Но с ногой по–прежнему было плохо: она не сгибалась и не разгибалась, а застыла в полусогнутом положении. И Петьку положили в больницу, отдали в руки хирурга Владимира Эммануиловича Мануйлова. Это был великолепный человек и большой специалист. Однажды в больницу привезли на телеге женщину — бык вспорол женщине рогами живот… Дело было к ночи, темно, и Владимиру Эммануиловичу пришлось делать сложнейшую операцию при неярком свете керосиновых ламп, но женщину он все–таки спас!

Вот к какому замечательному врачу посчастливилось попасть Петьке.

Но и Мануйлов долгое время не мог понять, что же приключилось с Петькиной ногой.

Каждое утро появлялся он в палате, долго ощупывал мальчишечью ногу, массировал ее, осторожно нажимая на колено, пытался разогнуть, но ничего из этого не получалось, — Петька только морщился от боли, а нога оставалась полусогнутой.

Делать операцию колена, не зная причины заболевания, Мануйлов пока отказался. «Это никуда не уйдет, — сказал он главному врачу, — попробуем сначала другое», — и назначил Петьке ежедневное прогревание колена горячим песком и массаж. «Почаще пробуй разгибать ногу, помогай себе руками, — сказал он Петьке, а Надежде Павловне при встрече сообщил: — Похоже, что стянуты сухожилия. Но почему? Если колено у мальчика разработать не удастся, придется прибегнуть к силовому распрямлению ноги и наложить гипс. Но у нас гипса нет — война, понимаете сами. Постарайтесь поэтому где–нибудь достать…»
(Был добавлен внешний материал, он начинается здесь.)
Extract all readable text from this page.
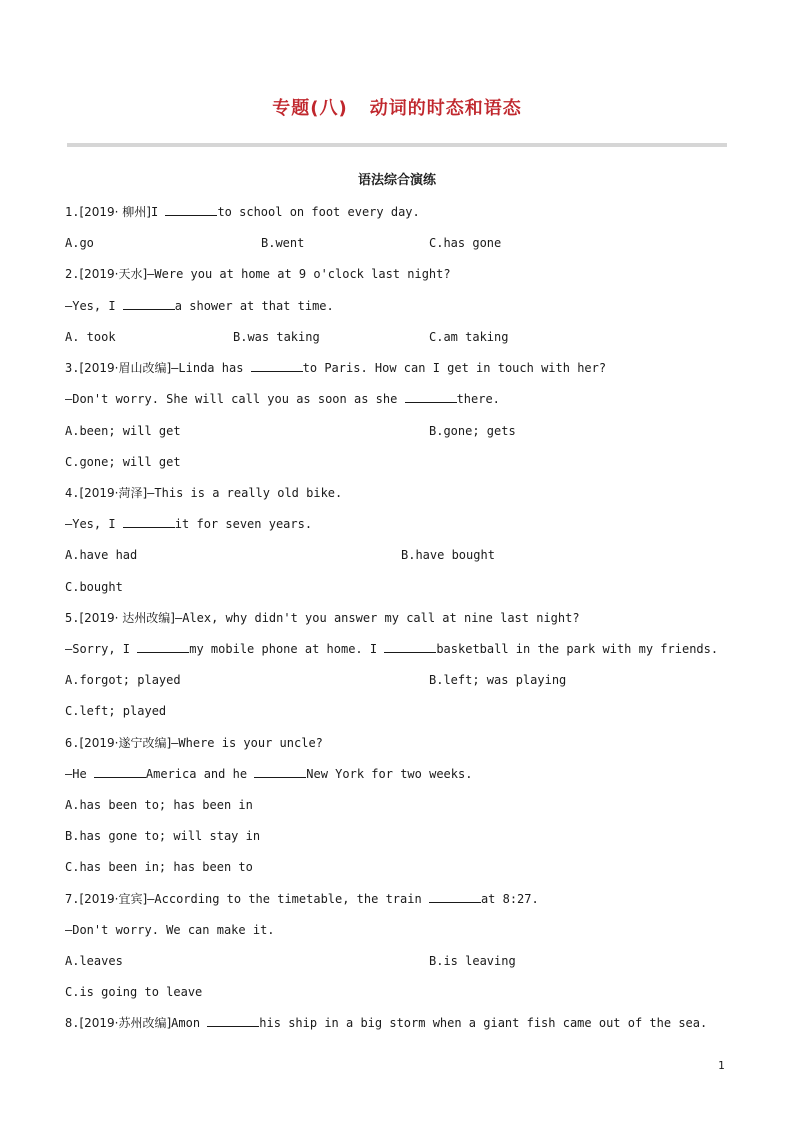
专题(八) 动词的时态和语态
语法综合演练
1.[2019· 柳州]I	to school on foot every day.
A.go	B.went	C.has gone
2.[2019·天水]—Were you at home at 9 o'clock last night?
—Yes, I	a shower at that time.
A. took	B.was taking	C.am taking
3.[2019·眉山改编]—Linda has	to Paris. How can I get in touch with her?
—Don't worry. She will call you as soon as she	there.
A.been; will get	B.gone; gets
C.gone; will get
4.[2019·菏泽]—This is a really old bike.
—Yes, I	it for seven years.
A.have had	B.have bought
C.bought
5.[2019· 达州改编]—Alex, why didn't you answer my call at nine last night?
—Sorry, I	my mobile phone at home. I	basketball in the park with my friends.
A.forgot; played	B.left; was playing
C.left; played
6.[2019·遂宁改编]—Where is your uncle?
—He	America and he	New York for two weeks.
A.has been to; has been in
B.has gone to; will stay in
C.has been in; has been to
7.[2019·宜宾]—According to the timetable, the train	at 8:27.
—Don't worry. We can make it.
A.leaves	B.is leaving
C.is going to leave
8.[2019·苏州改编]Amon	his ship in a big storm when a giant fish came out of the sea.
1
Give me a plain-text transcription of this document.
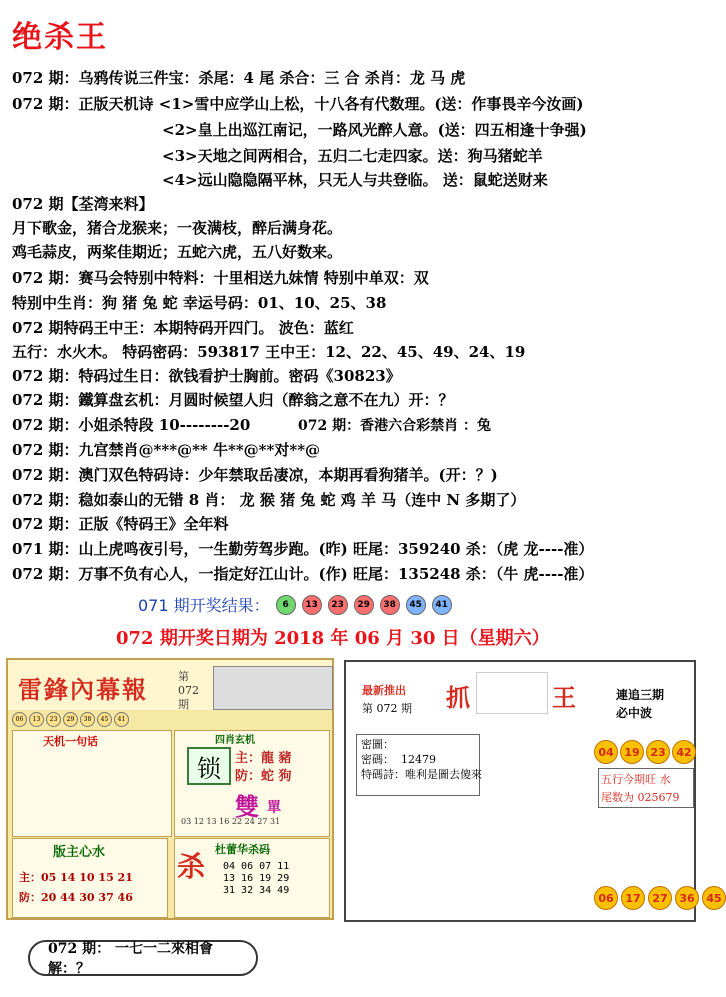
绝杀王
072 期：乌鸦传说三件宝：杀尾：4 尾 杀合：三 合 杀肖：龙 马 虎
072 期：正版天机诗 <1>雪中应学山上松，十八各有代数理。(送：作事畏辛今汝画)
<2>皇上出巡江南记，一路风光醉人意。(送：四五相逢十争强)
<3>天地之间两相合，五归二七走四家。送：狗马猪蛇羊
<4>远山隐隐隔平林，只无人与共登临。 送：鼠蛇送财来
072 期【荃湾来料】
月下歌金，猪合龙猴来；一夜满枝，醉后满身花。
鸡毛蒜皮，两桨佳期近；五蛇六虎，五八好数来。
072 期：赛马会特别中特料：十里相送九妹情 特别中单双：双
特别中生肖：狗 猪 兔 蛇 幸运号码：01、10、25、38
072 期特码王中王：本期特码开四门。 波色：蓝红
五行：水火木。 特码密码：593817 王中王：12、22、45、49、24、19
072 期：特码过生日：欲钱看护士胸前。密码《30823》
072 期：鐵算盘玄机：月圆时候望人归（醉翁之意不在九）开：？
072 期：小姐杀特段 10--------20	072 期：香港六合彩禁肖 ：兔
072 期：九宫禁肖@***@** 牛**@**对**@
072 期：澳门双色特码诗：少年禁取岳凄凉，本期再看狗猪羊。(开：？)
072 期：稳如泰山的无错 8 肖： 龙 猴 猪 兔 蛇 鸡 羊 马（连中 N 多期了）
072 期：正版《特码王》全年料
071 期：山上虎鸣夜引号，一生勤劳驾步跑。(昨) 旺尾：359240 杀：（虎 龙----准）
072 期：万事不负有心人，一指定好江山计。(作) 旺尾：135248 杀：（牛 虎----准）
071 期开奖结果：	6	13	23	29	38	45	41
072 期开奖日期为 2018 年 06 月 30 日（星期六）
雷鋒內幕報	第 072 期
06	13	23	29	38	45	41
天机一句话	四肖玄机
锁	主：龍 豬
防：蛇 狗
雙 單
03 12 13 16 22 24 27 31
版主心水
主：05 14 10 15 21
防：20 44 30 37 46
杀
杜蕾华杀码
04 06 07 11
13 16 19 29
31 32 34 49
最新推出
第 072 期 抓	王	連追三期
必中波
密圖：
密碼：  12479
特碼詩：唯利是圖去傻來
04 19 23 42
五行今期旺 水
尾数为 025679
06	17	27	36	45
072 期： 一七一二來相會 解：？
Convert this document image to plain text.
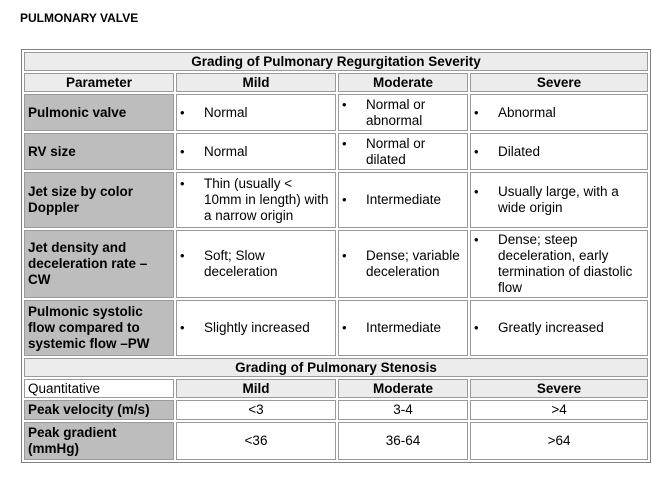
PULMONARY VALVE
Grading of Pulmonary Regurgitation Severity			
Parameter	Mild	Moderate	Severe
Pulmonic valve	• Normal	• Normal or abnormal	• Abnormal

RV size	• Normal	• Normal or dilated	• Dilated

Jet size by color Doppler	• Thin (usually < 10mm in length) with a narrow origin	• Intermediate	• Usually large, with a wide origin

Jet density and deceleration rate – CW	• Soft; Slow deceleration	• Dense; variable deceleration	• Dense; steep deceleration, early termination of diastolic flow

Pulmonic systolic flow compared to systemic flow –PW	• Slightly increased	• Intermediate	• Greatly increased

Grading of Pulmonary Stenosis			
Quantitative	Mild	Moderate	Severe
Peak velocity (m/s)	<3	3-4	>4
Peak gradient (mmHg)	<36	36-64	>64
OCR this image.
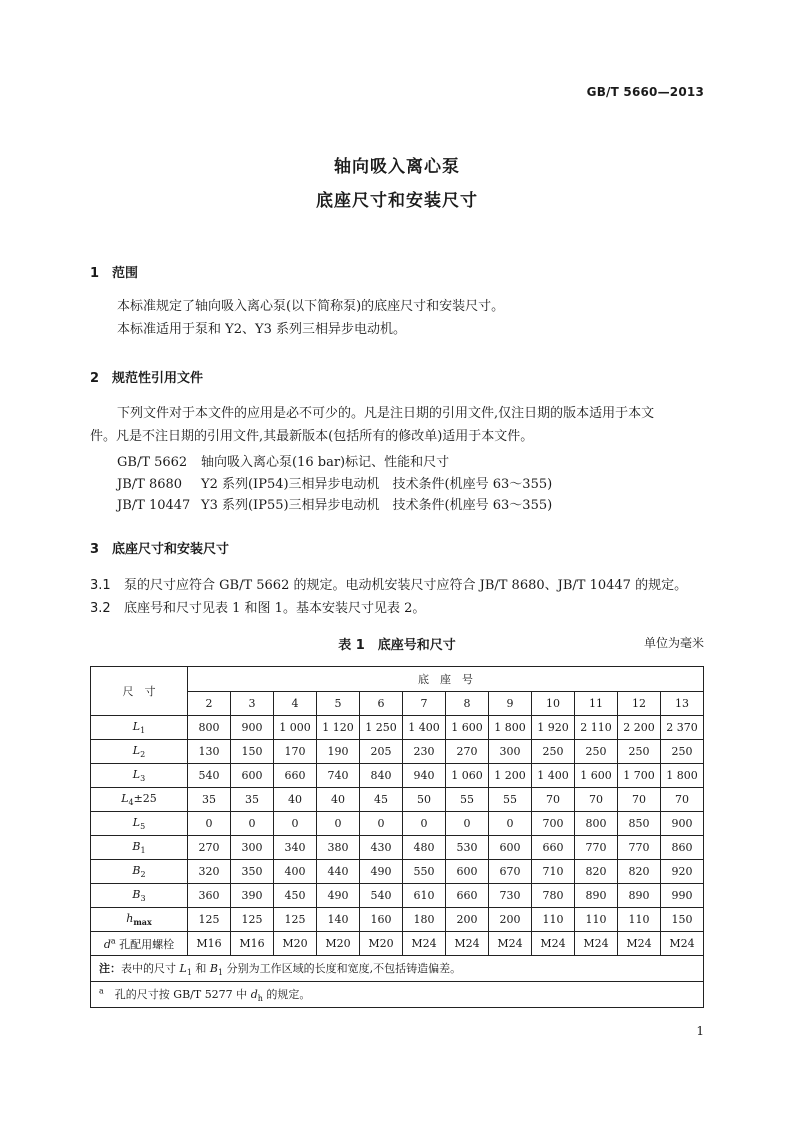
GB/T 5660—2013
轴向吸入离心泵
底座尺寸和安装尺寸
1 范围
本标准规定了轴向吸入离心泵(以下简称泵)的底座尺寸和安装尺寸。
本标准适用于泵和 Y2、Y3 系列三相异步电动机。
2 规范性引用文件
下列文件对于本文件的应用是必不可少的。凡是注日期的引用文件,仅注日期的版本适用于本文
件。凡是不注日期的引用文件,其最新版本(包括所有的修改单)适用于本文件。
GB/T 5662 轴向吸入离心泵(16 bar)标记、性能和尺寸
JB/T 8680 Y2 系列(IP54)三相异步电动机　技术条件(机座号 63～355)
JB/T 10447 Y3 系列(IP55)三相异步电动机　技术条件(机座号 63～355)
3 底座尺寸和安装尺寸
3.1 泵的尺寸应符合 GB/T 5662 的规定。电动机安装尺寸应符合 JB/T 8680、JB/T 10447 的规定。
3.2 底座号和尺寸见表 1 和图 1。基本安装尺寸见表 2。
表 1　底座号和尺寸	单位为毫米
尺　寸	底　座　号											
	2	3	4	5	6	7	8	9	10	11	12	13
$L_1$	800	900	1 000	1 120	1 250	1 400	1 600	1 800	1 920	2 110	2 200	2 370
$L_2$	130	150	170	190	205	230	270	300	250	250	250	250
$L_3$	540	600	660	740	840	940	1 060	1 200	1 400	1 600	1 700	1 800
$L_4\pm 25$	35	35	40	40	45	50	55	55	70	70	70	70
$L_5$	0	0	0	0	0	0	0	0	700	800	850	900
$B_1$	270	300	340	380	430	480	530	600	660	770	770	860
$B_2$	320	350	400	440	490	550	600	670	710	820	820	920
$B_3$	360	390	450	490	540	610	660	730	780	890	890	990
$h_{max}$	125	125	125	140	160	180	200	200	110	110	110	150
$d^a$ 孔配用螺栓	M16	M16	M20	M20	M20	M24	M24	M24	M24	M24	M24	M24
注：表中的尺寸 $L_1$ 和 $B_1$ 分别为工作区域的长度和宽度,不包括铸造偏差。												
$^a$　孔的尺寸按 GB/T 5277 中 $d_h$ 的规定。												
1
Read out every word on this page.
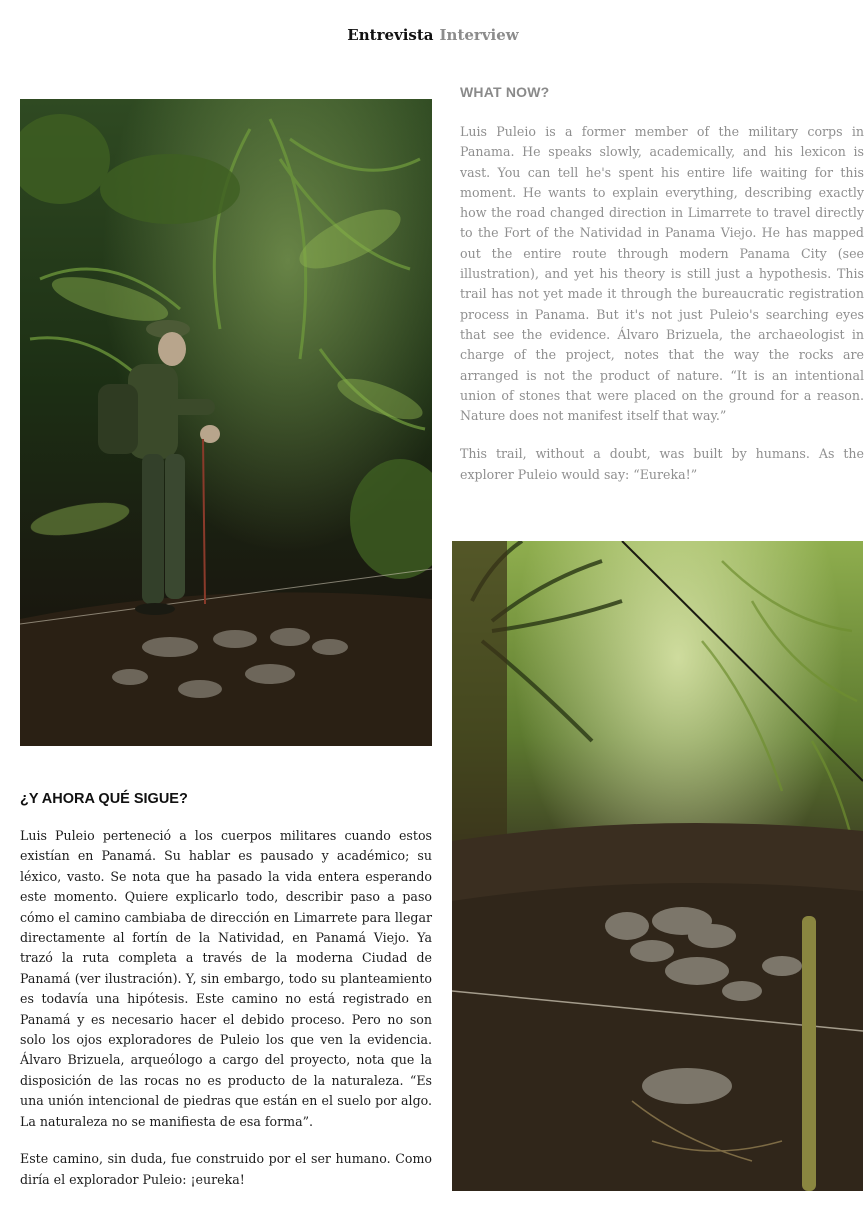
Entrevista Interview
WHAT NOW?

Luis Puleio is a former member of the military corps in Panama. He speaks slowly, academically, and his lexicon is vast. You can tell he's spent his entire life waiting for this moment. He wants to explain everything, describing exactly how the road changed direction in Limarrete to travel directly to the Fort of the Natividad in Panama Viejo. He has mapped out the entire route through modern Panama City (see illustration), and yet his theory is still just a hypothesis. This trail has not yet made it through the bureaucratic registration process in Panama. But it's not just Puleio's searching eyes that see the evidence. Álvaro Brizuela, the archaeologist in charge of the project, notes that the way the rocks are arranged is not the product of nature. “It is an intentional union of stones that were placed on the ground for a reason. Nature does not manifest itself that way.”

This trail, without a doubt, was built by humans. As the explorer Puleio would say: “Eureka!”

¿Y AHORA QUÉ SIGUE?

Luis Puleio perteneció a los cuerpos militares cuando estos existían en Panamá. Su hablar es pausado y académico; su léxico, vasto. Se nota que ha pasado la vida entera esperando este momento. Quiere explicarlo todo, describir paso a paso cómo el camino cambiaba de dirección en Limarrete para llegar directamente al fortín de la Natividad, en Panamá Viejo. Ya trazó la ruta completa a través de la moderna Ciudad de Panamá (ver ilustración). Y, sin embargo, todo su planteamiento es todavía una hipótesis. Este camino no está registrado en Panamá y es necesario hacer el debido proceso. Pero no son solo los ojos exploradores de Puleio los que ven la evidencia. Álvaro Brizuela, arqueólogo a cargo del proyecto, nota que la disposición de las rocas no es producto de la naturaleza. “Es una unión intencional de piedras que están en el suelo por algo. La naturaleza no se manifiesta de esa forma”.

Este camino, sin duda, fue construido por el ser humano. Como diría el explorador Puleio: ¡eureka!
Скучно и вяло текли дни в больнице. Книжек не было, да и читать не очень хотелось. К тому же рано темнело, а керосиновая лампа горела только на столике у дежурной сестры. Поговорить тоже было не с кем: в палате на четыре койки лежали всего лишь двое — сам Петька и заросший седым волосом грузный человек с оплывшим лицом — дед Илья, помирающий от грудной жабы и еще от чего–то; он все время хрипел, тяжело дышал, и ему было не до разговоров. Только иногда он с трудом произносил: «Эх, пивка бы…» — и слышалась в его сипящем голосе тоска несбыточного желания.